Survived mutants: All equivalent mutations (e.g., a * b vs b * a).


What We Found

Critical: 0

High: 0

Medium: 0

Low: 2

L-01: Trust Score Can Go Arbitrarily Negative

An agent could have a score of -1000 from losing many disputes.

Impact: Low - maxJobValue() returns $10 floor for any score < 10.

Status: Acknowledged as intentional design. The floor rule ensures agents always have a path forward.

L-02: Abandonment Penalty Applied Without On-Chain Verification

The recordAbandonment() function trusts the escrow contract.

Impact: Low - Only ESCROW_ROLE can call this function.

Status: Acknowledged. Escrow contract logic is separately verified.

Informational: 3

I-01: Timing constants like 5 minutes are inline (not configurable)
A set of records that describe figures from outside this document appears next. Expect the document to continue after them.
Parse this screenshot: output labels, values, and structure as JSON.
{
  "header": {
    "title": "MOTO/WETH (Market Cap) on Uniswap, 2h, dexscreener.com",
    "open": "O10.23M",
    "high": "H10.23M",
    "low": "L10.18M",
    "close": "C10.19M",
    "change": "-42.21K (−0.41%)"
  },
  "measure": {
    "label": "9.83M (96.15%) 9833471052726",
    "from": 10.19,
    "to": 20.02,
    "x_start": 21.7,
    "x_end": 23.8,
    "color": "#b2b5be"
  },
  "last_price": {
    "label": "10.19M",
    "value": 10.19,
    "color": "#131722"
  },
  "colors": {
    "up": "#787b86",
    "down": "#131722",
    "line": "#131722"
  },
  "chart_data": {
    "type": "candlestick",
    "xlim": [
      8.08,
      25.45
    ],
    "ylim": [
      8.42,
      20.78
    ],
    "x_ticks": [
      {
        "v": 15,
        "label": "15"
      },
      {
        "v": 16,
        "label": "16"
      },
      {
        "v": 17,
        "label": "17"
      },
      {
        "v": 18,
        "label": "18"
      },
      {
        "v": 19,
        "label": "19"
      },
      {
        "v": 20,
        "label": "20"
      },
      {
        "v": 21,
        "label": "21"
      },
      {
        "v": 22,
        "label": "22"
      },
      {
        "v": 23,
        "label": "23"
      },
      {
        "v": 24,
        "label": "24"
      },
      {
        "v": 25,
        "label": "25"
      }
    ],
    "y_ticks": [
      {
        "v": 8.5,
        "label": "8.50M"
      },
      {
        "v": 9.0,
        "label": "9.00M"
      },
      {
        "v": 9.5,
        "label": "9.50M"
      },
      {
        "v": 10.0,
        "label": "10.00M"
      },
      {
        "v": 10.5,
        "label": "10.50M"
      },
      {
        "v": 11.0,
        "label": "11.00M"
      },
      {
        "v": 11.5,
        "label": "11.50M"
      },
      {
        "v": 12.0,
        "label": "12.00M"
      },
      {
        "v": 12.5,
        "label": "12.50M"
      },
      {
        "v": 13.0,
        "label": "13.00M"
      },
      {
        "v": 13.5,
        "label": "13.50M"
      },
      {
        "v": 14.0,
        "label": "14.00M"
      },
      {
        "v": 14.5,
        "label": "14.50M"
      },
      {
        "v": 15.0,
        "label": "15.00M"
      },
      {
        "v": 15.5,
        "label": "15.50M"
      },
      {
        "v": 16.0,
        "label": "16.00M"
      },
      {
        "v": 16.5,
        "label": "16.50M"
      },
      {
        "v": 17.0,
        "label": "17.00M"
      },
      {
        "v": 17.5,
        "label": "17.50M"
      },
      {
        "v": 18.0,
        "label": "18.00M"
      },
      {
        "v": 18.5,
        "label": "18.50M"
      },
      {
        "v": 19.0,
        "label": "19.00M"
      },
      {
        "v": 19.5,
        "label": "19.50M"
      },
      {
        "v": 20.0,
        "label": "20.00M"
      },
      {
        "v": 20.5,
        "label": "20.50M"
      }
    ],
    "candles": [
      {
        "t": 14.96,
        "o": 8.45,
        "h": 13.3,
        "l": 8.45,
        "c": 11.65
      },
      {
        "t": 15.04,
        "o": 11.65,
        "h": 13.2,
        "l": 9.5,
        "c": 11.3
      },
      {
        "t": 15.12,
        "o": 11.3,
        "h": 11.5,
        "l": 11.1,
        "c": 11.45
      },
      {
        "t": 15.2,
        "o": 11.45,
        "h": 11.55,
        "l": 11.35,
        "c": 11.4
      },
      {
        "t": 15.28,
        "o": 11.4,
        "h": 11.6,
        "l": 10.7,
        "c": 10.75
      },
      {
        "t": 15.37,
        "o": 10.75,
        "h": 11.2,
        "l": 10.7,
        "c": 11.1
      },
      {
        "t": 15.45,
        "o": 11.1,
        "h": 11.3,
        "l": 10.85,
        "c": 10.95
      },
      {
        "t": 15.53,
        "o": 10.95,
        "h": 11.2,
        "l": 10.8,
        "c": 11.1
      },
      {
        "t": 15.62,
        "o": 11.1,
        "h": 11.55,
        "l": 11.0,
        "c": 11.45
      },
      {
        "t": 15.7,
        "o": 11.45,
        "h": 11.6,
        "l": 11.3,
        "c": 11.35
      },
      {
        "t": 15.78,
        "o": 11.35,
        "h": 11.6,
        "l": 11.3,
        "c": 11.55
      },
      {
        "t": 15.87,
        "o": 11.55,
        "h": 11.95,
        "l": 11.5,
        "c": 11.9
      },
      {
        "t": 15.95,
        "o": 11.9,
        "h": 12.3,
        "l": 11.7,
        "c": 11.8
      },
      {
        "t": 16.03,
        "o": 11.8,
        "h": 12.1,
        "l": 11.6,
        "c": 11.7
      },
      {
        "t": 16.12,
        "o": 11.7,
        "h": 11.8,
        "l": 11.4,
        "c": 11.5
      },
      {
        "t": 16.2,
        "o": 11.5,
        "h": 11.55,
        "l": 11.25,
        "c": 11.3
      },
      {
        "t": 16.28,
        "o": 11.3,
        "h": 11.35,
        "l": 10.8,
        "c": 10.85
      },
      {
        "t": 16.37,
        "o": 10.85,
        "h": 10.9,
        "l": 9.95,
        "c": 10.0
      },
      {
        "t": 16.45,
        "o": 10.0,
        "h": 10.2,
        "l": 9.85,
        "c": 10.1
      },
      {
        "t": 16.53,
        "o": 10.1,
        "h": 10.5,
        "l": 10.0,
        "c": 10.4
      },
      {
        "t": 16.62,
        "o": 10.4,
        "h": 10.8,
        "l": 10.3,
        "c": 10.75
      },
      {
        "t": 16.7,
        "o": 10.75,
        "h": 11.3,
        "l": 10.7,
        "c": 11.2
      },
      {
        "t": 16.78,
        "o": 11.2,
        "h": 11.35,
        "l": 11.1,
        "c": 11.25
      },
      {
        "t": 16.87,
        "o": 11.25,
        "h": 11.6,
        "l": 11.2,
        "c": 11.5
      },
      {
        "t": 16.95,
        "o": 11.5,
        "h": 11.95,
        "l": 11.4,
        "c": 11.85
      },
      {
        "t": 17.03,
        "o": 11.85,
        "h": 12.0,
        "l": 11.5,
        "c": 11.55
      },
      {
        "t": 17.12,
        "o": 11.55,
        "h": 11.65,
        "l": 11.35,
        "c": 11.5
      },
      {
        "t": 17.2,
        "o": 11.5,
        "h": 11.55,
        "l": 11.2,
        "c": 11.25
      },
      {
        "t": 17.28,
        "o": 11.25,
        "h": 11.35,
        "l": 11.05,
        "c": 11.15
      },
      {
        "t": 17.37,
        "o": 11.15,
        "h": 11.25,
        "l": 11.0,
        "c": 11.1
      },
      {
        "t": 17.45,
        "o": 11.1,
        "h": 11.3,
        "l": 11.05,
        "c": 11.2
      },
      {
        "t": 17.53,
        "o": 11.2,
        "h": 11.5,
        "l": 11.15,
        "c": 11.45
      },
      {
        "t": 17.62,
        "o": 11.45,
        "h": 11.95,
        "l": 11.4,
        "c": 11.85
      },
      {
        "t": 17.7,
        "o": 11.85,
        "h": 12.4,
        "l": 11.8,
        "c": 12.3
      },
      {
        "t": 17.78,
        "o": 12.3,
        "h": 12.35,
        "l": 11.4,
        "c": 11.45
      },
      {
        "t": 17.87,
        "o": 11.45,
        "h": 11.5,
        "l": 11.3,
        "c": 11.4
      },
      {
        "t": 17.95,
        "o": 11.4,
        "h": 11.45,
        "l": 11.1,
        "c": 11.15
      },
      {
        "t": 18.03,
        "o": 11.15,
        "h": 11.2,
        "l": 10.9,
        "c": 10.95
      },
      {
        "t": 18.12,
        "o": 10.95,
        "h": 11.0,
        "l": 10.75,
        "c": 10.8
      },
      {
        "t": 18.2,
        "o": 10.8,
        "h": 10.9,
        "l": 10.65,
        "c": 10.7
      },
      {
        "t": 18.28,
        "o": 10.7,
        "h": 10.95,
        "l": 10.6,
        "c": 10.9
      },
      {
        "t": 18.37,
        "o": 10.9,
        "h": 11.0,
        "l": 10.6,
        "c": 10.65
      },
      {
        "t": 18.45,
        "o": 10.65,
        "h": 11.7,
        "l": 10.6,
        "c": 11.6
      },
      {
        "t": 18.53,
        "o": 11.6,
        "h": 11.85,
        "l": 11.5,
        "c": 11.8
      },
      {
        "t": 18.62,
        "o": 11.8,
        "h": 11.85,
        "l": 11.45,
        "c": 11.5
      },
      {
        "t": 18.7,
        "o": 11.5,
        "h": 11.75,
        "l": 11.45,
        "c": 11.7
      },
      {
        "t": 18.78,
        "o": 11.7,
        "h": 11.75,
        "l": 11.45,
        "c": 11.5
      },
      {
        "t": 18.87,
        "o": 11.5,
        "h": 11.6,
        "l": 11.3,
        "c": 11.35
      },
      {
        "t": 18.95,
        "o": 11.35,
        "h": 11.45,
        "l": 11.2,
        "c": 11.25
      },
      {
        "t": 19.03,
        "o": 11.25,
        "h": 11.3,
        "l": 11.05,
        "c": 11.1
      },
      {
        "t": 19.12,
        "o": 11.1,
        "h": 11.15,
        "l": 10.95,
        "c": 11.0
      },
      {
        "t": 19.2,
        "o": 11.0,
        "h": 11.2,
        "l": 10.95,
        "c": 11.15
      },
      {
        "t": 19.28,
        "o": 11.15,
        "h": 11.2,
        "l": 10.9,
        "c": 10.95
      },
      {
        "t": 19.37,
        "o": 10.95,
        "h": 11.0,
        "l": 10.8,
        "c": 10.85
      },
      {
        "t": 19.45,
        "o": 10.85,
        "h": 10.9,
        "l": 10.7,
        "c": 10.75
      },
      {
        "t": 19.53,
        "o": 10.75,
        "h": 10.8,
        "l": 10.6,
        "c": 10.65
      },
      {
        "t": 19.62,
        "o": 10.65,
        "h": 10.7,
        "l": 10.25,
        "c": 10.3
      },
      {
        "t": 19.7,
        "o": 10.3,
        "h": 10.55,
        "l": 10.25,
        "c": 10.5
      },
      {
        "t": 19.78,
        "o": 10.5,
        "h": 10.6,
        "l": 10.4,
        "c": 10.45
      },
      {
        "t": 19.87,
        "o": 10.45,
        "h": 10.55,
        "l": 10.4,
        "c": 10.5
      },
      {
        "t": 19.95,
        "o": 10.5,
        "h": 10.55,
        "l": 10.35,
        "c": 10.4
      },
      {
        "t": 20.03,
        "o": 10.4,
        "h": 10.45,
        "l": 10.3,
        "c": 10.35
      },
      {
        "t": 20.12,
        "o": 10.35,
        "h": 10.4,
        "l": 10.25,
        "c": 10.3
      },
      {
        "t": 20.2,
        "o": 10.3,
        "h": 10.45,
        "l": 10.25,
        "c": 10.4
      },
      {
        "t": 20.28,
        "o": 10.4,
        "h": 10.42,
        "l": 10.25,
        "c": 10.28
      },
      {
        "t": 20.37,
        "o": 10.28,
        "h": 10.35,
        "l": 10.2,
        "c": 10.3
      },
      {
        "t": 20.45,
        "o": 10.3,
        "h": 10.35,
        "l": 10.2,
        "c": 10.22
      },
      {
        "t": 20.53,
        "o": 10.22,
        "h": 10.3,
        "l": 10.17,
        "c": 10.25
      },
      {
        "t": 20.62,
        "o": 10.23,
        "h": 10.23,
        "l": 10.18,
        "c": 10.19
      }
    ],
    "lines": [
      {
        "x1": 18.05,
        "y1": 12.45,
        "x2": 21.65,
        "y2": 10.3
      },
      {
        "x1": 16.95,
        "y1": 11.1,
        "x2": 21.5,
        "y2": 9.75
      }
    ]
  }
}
I-02: Event emissions could include more context

I-03: Version string is hardcoded

All three are standard practice and require no changes.


Why 8 Layers?

You might ask: if Echidna passed, why run Medusa?

Because different tools find different bugs. Here’s what each layer is good at:

ToolBest At Finding
SlitherObvious vulnerabilities (reentrancy, overflow)
EchidnaInvariant violations via evolutionary fuzzing
MedusaInvariant violations via coverage-guided fuzzing
FoundryFunction-level edge cases
DifferentialImplementation vs spec mismatches
HalmosMathematical impossibilities
CertoraComplex multi-contract interactions
GambitTest suite gaps

No single tool catches everything. We run all 8.


V2 Simplification = Smaller Attack Surface

One reason V2 passed so cleanly: we deleted 30% of the code.

V1 complexity (removed in V2):

  • Bond system (3 contracts, ~800 lines)
  • Peer voting (2 contracts, ~600 lines)
  • Multi-tier resolution (1 contract, ~400 lines)
  • Complex fee structures (scattered across 5 files)

Total removed: ~2,300 lines

Less code → fewer bugs → faster audits → higher confidence.


Unit Test Results

Beyond the 8 automated layers, we have traditional unit tests:

AbbababaScoreV2.test.js:    32/32 passing
AbbababaEscrowV2.test.js:   45/45 passing
AbbababaResolverV2.test.js: 18/18 passing

Total: 95/95 passing

These test specific scenarios:

  • Edge cases (zero amounts, max uint256)
  • Access control (unauthorized calls revert)
  • Event emissions (correct parameters)
  • Gas optimization (reasonable gas usage)

What’s Next

We’re running these 8 layers continuously:

Pre-commit: Slither + Foundry (fast feedback)

Daily: Echidna 1-hour runs

Weekly: Medusa 3-hour runs

Before upgrades: Full 8-layer sweep

The audit report is public: AUDIT_REPORT_V2.md


Running It Yourself

All our security tooling is open source. Clone the repo and run:

slither contracts/contracts/ --filter-paths node_modules
 
echidna test/echidna/EchidnaEscrowV2.sol --config echidna-v2.yaml
 
./run-medusa-3hr.sh
 
forge test --fuzz-runs 100000
 
halmos --contract HalmosEscrowV2Test
 
certoraRun certora/conf/EscrowV2.conf
 
gambit mutate --json gambit-v2-escrow.json
forge test  # run against mutants
 
npx hardhat test

Contracts Verified

ContractAddress
AbbababaEscrowV20x1Aed68edafC24cc936cFabEcF88012CdF5DA0601
AbbababaScoreV20x15a43BdE0F17A2163c587905e8E439ae2F1a2536
AbbababaResolverV20x41Be690C525457e93e13D876289C8De1Cc9d8B7A

All three contracts passed all 8 layers. All three are live on Base Sepolia.


Security is not a checkbox. It’s a process.

We run these tools before every deployment. We run them on pull requests. We run them overnight.

Because the alternative is finding bugs in production.